Hahrie I appreciate your courage in sharing that. I can only imagine how hurtful that process must have been; you’re describing an incredible process of grief, accountability and leadership to make sense of that experience. But I hear a story of two Black queer leaders who were chewed up by a system that does not give organizers space to do their work.

It's better for our world, I believe, to have organizers at the center of global crises, as opposed to lobbyists or policymakers. But we make it so hard for organizers to be in that place. I know that you’re taking responsibility for your own leadership, and I’m not minimizing your sense of accountability. But I want to understand how we can create systems that don’t chew people up. It can’t just be a story of developing individual leaders. What do we need to do to create conditions or systems so leaders and organizations can meet moments like this?

Kandace A woman named Vicky Chan said to me once that we often forget that holding people accountable needs to be heavy on the holding. I don’t know exactly what the systems are, but I think that needs to be the orientation. We need to hold people with love and care to build relationships and support folks. A lot of this is internalized perfectionism — both expecting our leaders to be perfect, and then as leaders ourselves expecting ourselves to be perfect, because we’re scared of the consequences and the reactions when we are not. That posture needs to be shifted so it feels less scary for folks to take risks, be honest when they don’t know something or mess up, and not be thrown away.

Of course, there are preventive tools. I know in your work you think about how to build strategists, how to support leaders so they have more strategic tools to navigate movement upsurge moments. I wasn’t thinking long term because I was rushing. I needed more skills before the moment of fire. We need to have honest conversations about how we develop leadership over time instead of thrusting people who have good natural instincts into the fire without preparing them. We need to rethink how we build training programs, mentorship, and coaching inside our movements, so people can grow into leadership with self-awareness and resilience to take on high-pressure moments without burning out.

And lastly, we need to be okay with failure. There will always be disappointment when people try new things and don’t get it right the first time, which is most of the time. We need leaders and our folks to understand that, so we can address any harm and figure out what to do next.

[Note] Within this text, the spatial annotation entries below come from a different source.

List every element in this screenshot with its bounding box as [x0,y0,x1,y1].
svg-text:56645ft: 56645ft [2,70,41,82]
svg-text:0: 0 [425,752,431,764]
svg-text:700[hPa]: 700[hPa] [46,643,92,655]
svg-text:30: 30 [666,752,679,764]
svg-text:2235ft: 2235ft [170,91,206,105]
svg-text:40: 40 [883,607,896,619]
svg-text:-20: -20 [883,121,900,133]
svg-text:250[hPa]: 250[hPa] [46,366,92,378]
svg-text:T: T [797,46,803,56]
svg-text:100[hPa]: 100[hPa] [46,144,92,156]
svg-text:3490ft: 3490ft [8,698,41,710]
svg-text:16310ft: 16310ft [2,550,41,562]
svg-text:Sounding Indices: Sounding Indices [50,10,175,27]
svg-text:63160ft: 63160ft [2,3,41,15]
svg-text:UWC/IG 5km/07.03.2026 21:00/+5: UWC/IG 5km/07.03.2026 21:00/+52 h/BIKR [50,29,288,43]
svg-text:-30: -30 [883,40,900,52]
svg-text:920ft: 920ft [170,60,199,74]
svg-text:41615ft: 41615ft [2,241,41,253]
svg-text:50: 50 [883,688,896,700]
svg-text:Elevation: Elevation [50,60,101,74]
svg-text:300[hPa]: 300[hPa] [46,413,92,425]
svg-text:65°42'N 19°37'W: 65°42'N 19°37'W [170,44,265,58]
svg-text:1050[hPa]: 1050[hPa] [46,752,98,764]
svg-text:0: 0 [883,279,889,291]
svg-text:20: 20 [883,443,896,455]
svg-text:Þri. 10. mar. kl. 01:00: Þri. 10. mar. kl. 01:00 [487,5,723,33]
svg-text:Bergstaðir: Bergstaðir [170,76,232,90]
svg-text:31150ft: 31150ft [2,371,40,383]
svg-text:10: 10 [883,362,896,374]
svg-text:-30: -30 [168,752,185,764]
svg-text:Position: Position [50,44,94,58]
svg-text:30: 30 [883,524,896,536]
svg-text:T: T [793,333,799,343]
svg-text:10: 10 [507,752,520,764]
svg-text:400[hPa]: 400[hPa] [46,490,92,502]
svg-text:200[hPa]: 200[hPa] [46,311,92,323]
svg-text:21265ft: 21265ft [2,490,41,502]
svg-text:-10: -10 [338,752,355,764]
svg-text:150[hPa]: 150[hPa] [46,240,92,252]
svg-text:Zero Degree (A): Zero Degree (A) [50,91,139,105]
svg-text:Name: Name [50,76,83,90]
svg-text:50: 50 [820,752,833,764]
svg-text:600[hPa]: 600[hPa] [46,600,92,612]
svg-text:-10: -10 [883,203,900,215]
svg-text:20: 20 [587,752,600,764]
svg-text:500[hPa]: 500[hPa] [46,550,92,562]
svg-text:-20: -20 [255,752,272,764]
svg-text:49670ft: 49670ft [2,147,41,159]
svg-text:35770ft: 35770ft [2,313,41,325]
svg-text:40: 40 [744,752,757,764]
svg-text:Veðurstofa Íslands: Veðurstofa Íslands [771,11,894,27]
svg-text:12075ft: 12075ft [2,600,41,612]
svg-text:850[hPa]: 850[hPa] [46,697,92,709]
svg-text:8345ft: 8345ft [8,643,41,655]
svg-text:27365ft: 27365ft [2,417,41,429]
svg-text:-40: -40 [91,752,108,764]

Hahrie When those moments descend on an organization, those of us on the outside need to figure out how to form a metaphorical circle around organizers to create the space they need to invest in their constituencies, to act with courage, and to take risks.

Kandace, you have blown my mind and my heart. I’ve learned so much, and I want to thank you for being willing to have a tender conversation that will hopefully create space for other people to learn.

Kandace Montgomery is a grassroots organizer, trainer, and movement strategist who co-founded Black Visions in Minneapolis.

Hahrie Han is a professor of political science at Johns Hopkins University. She is the author of Undivided: The Quest for Racial Solidarity in an American Church.